English    Türkçe    فارسی   

1
3347-3371

  • Kendisini gören kendisini beğenen; birisinde bir suç gördü mü...İçinde cehennemden daha şiddetli bir ateş parlar.
  • O, bu kibre din gayreti adını takar; kendi kâfir nefsini görmez.
  • Din gayretinin başka alâmeti vardır. O ateşten bütün bir dünya yeşerir, hayat bulur.
  • Tanrı; Hârût’la Mârût’a “ Eğer siz, nurdan yaratılmış, mâsum melekseniz aldanmış, ziyankâr suçluları görmeyin. 3350
  • Ey gökyüzünün askerleri, benim kullarım! Şükredin ki şehvetten ve cinsi temayülden kurtulmuşsunuz.
  • Eğer size de şehvet versem, artık gök, sizi kabul etmez.
  • Sizdeki mâsumluk, benim ismetimin, benim korumamın aksindendir.
  • O mâsumluğu benden bilin, kendinizden değil. Kendinize gelin, kendinize... Lânetlenmiş Şeytan, size galip gelmesin” dedi.
  • Nitekim Peygamberin vahiy kâtibi de hikmeti kendisinde gördü, kendine de vahiy geliyor zannetti. 3355
  • Tanrı kuşlarının sesi, kendinde de var sandı, o kötü ıslık, o kuşların sesi gibi güzeldir zannına düştü.
  • Sen, kuşların seslerini övüp dururken nereden kuşun muradını anlayacaksın.
  • Bülbülün sesini öğrensen, tanısan da gül ile ne yapıyor, ne işi var? Nereden bileceksin?
  • Kıyas ve şüphe yoluyla bildiğini farz edelim... O biliş sağırların, dudak oynamasından anladıkları kadar bir anlayış ve bilişten ibarettir.

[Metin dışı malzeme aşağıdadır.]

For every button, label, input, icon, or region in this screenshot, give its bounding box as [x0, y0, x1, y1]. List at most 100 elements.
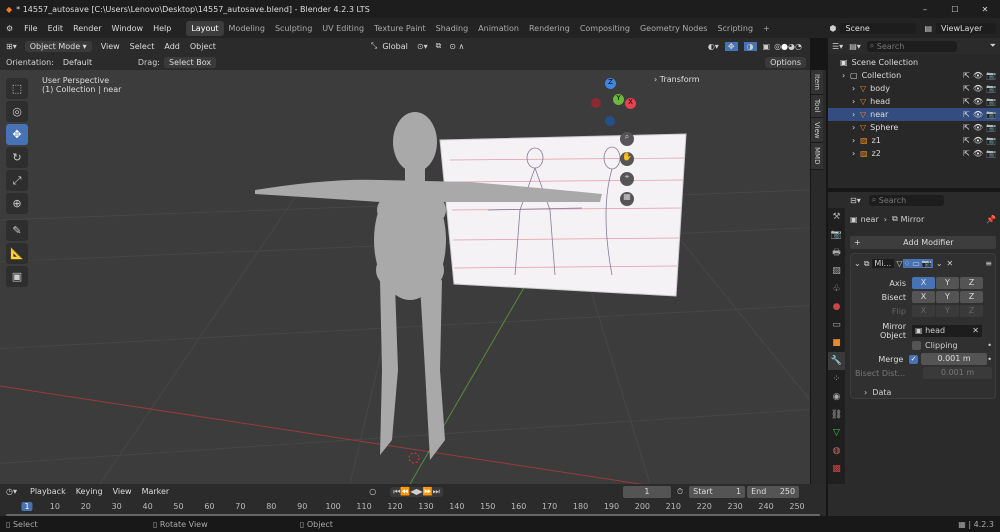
outliner-search[interactable]: ⌕ Search — [866, 40, 957, 52]
expand-icon[interactable]: › — [852, 123, 860, 132]
outliner-item[interactable]: › ▢ Collection ⇱ 👁 📷 — [828, 69, 1000, 82]
expand-icon[interactable]: › — [852, 97, 860, 106]
pivot-icon[interactable]: ⊙▾ — [417, 42, 428, 51]
options-button[interactable]: Options — [765, 56, 806, 68]
tab-uv-editing[interactable]: UV Editing — [317, 21, 369, 36]
camera-icon[interactable]: 📷 — [986, 84, 996, 93]
jump-end-icon[interactable]: ⏭ — [433, 487, 440, 497]
3d-viewport[interactable]: User Perspective (1) Collection | near Z… — [0, 70, 810, 484]
data-subpanel[interactable]: › Data — [854, 388, 992, 397]
visibility-icon[interactable]: ◐▾ — [708, 42, 719, 51]
select-icon[interactable]: ⇱ — [963, 84, 970, 93]
bisect-z-toggle[interactable]: Z — [960, 291, 983, 303]
move-icon[interactable]: ✥ — [6, 124, 28, 145]
camera-icon[interactable]: 📷 — [986, 136, 996, 145]
camera-icon[interactable]: 📷 — [986, 97, 996, 106]
outliner-item[interactable]: › ▨ z2 ⇱ 👁 📷 — [828, 147, 1000, 160]
add-modifier-button[interactable]: + Add Modifier — [850, 236, 996, 249]
view-layer-selector[interactable]: ViewLayer — [936, 22, 996, 34]
timeline-tick[interactable]: 1 — [21, 502, 33, 511]
editor-type-icon[interactable]: ⊞▾ — [6, 42, 17, 51]
menu-file[interactable]: File — [19, 24, 42, 33]
world-tab-icon[interactable]: ● — [828, 298, 845, 316]
maximize-button[interactable]: ☐ — [940, 5, 970, 14]
delete-modifier-icon[interactable]: ✕ — [947, 259, 954, 268]
sidebar-tab-item[interactable]: Item — [811, 70, 823, 95]
shading-wireframe-icon[interactable]: ◎ — [774, 42, 781, 51]
timeline-editor-icon[interactable]: ◷▾ — [6, 487, 17, 496]
pan-icon[interactable]: ✋ — [620, 152, 634, 166]
annotate-icon[interactable]: ✎ — [6, 220, 28, 241]
modifier-menu-icon[interactable]: ⌄ — [936, 259, 943, 268]
camera-icon[interactable]: 📷 — [986, 110, 996, 119]
merge-checkbox[interactable]: ✓ — [909, 354, 918, 364]
sidebar-tab-view[interactable]: View — [811, 117, 823, 144]
overlay-toggle-icon[interactable]: ◑ — [743, 41, 757, 51]
eye-icon[interactable]: 👁 — [973, 123, 983, 132]
gizmo-x[interactable]: X — [625, 98, 636, 109]
tab-sculpting[interactable]: Sculpting — [270, 21, 317, 36]
timeline-tick[interactable]: 200 — [635, 502, 650, 511]
jump-start-icon[interactable]: ⏮ — [393, 487, 400, 497]
tab-scripting[interactable]: Scripting — [712, 21, 758, 36]
timeline-tick[interactable]: 110 — [356, 502, 371, 511]
current-frame-field[interactable]: 1 — [622, 485, 671, 498]
camera-view-icon[interactable]: ⌖ — [620, 172, 634, 186]
outliner-search-input[interactable]: Search — [877, 42, 904, 51]
timeline-tick[interactable]: 80 — [266, 502, 276, 511]
properties-search-input[interactable]: Search — [879, 196, 906, 205]
zoom-icon[interactable]: ⌕ — [620, 132, 634, 146]
transform-orientation-selector[interactable]: Global — [377, 42, 413, 51]
timeline-menu-playback[interactable]: Playback — [25, 487, 71, 496]
viewport-menu-add[interactable]: Add — [159, 42, 185, 51]
tab-rendering[interactable]: Rendering — [524, 21, 575, 36]
timeline-tick[interactable]: 160 — [511, 502, 526, 511]
object-tab-icon[interactable]: ■ — [828, 334, 845, 352]
ortho-toggle-icon[interactable]: ▦ — [620, 192, 634, 206]
view-layer-tab-icon[interactable]: ▨ — [828, 262, 845, 280]
modifier-name-field[interactable]: Mi... — [872, 259, 895, 268]
eye-icon[interactable]: 👁 — [973, 110, 983, 119]
menu-window[interactable]: Window — [107, 24, 149, 33]
orientation-selector[interactable]: Default — [58, 58, 138, 67]
constraints-tab-icon[interactable]: ⛓ — [828, 406, 845, 424]
tab-layout[interactable]: Layout — [186, 20, 224, 36]
end-frame-field[interactable]: End 250 — [747, 485, 800, 498]
add-workspace-button[interactable]: + — [758, 21, 775, 36]
timeline[interactable]: ◷▾ Playback Keying View Marker ○ ⏮ ⏪ ◀ ▶ ⏩ ⏭ … — [0, 484, 826, 516]
texture-tab-icon[interactable]: ▩ — [828, 460, 845, 478]
expand-icon[interactable]: › — [842, 71, 850, 80]
cursor-icon[interactable]: ◎ — [6, 101, 28, 122]
tab-shading[interactable]: Shading — [431, 21, 474, 36]
flip-x-toggle[interactable]: X — [912, 305, 935, 317]
flip-y-toggle[interactable]: Y — [936, 305, 959, 317]
expand-icon[interactable]: › — [852, 136, 860, 145]
mode-selector[interactable]: Object Mode ▾ — [24, 40, 92, 52]
expand-icon[interactable]: › — [852, 149, 860, 158]
outliner-item[interactable]: › ▽ near ⇱ 👁 📷 — [828, 108, 1000, 121]
viewport-menu-object[interactable]: Object — [185, 42, 221, 51]
properties-search[interactable]: ⌕ Search — [868, 194, 944, 206]
axis-z-toggle[interactable]: Z — [960, 277, 983, 289]
measure-icon[interactable]: 📐 — [6, 243, 28, 264]
scene-selector[interactable]: Scene — [840, 22, 917, 34]
timeline-tick[interactable]: 120 — [387, 502, 402, 511]
tab-modeling[interactable]: Modeling — [224, 21, 270, 36]
particles-tab-icon[interactable]: ⁘ — [828, 370, 845, 388]
tool-tab-icon[interactable]: ⚒ — [828, 208, 845, 226]
physics-tab-icon[interactable]: ◉ — [828, 388, 845, 406]
outliner-item[interactable]: › ▽ head ⇱ 👁 📷 — [828, 95, 1000, 108]
merge-distance-field[interactable]: 0.001 m — [920, 353, 988, 365]
bisect-x-toggle[interactable]: X — [912, 291, 935, 303]
eye-icon[interactable]: 👁 — [973, 136, 983, 145]
data-tab-icon[interactable]: ▽ — [828, 424, 845, 442]
timeline-menu-keying[interactable]: Keying — [71, 487, 108, 496]
shading-rendered-icon[interactable]: ◔ — [795, 42, 802, 51]
render-tab-icon[interactable]: 📷 — [828, 226, 845, 244]
transform-icon[interactable]: ⊕ — [6, 193, 28, 214]
viewport-menu-select[interactable]: Select — [125, 42, 160, 51]
expand-icon[interactable]: › — [852, 84, 860, 93]
tab-texture-paint[interactable]: Texture Paint — [369, 21, 431, 36]
timeline-tick[interactable]: 130 — [418, 502, 433, 511]
select-icon[interactable]: ⇱ — [963, 71, 970, 80]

  • Sağırın hasta komşusuna hatır sormaya gidişi
  • Anlayışlı, hal hatır, yol yordam bilen birisi bir sağıra “ komşun hasta” diye haber verdi. 3360
  • Sağır, kendi kendisine dedi ki: “ Bu sağır kulakla ben onun sözünü nereden anlayacağım.
  • Hele hasta olur, sesi pek çıkmazsa... Fakat mutlaka da gitmek lâzım.
  • Dudağını oynar görünce ne dediğini kıyas yoluyla kendiliğinden düşünür, bulurum.
  • Ey benim mihnete düşmüş dostum, nasılsın? Derim. O, elbette iyiyim, yahut hoşum, diyecek.
  • Şükürler olsun diye cevap verir, ne çorbası yedin diye sorarım. O meselâ, mercimek çorbası diye cevap verir. 3365
  • Afiyet olsun der, hekimlerden kim geliyor, kendini hangisine tedavi ettiriyorsun? derim.
  • O, filan deyince derim ki: ayağı çok kutludur. Geldi mi işin yoluna girdi demektir.
  • Biz de onun kademini denedik. Nerede vardıysa dilek hâsıl oldu.”
  • O iyi adam, kıyas yoluyla tasarladığı bu cevapları düzüp koşarak hastaya hal hatır sormaya gitti.
  • “Nasılsın “dedi. Hasta “öldüm” deyince dedi ki: “ Çok şükür!” Hasta, bu sözden hiddetlendi, canı pek sıkıldı. 3370
  • “ Bu ne biçim şükür? O bizim kötülüğümüzü istiyormuş, anlaşıldı” diye düşündü. Sağır bir sözdür, tasarladı ama yanlış düştü.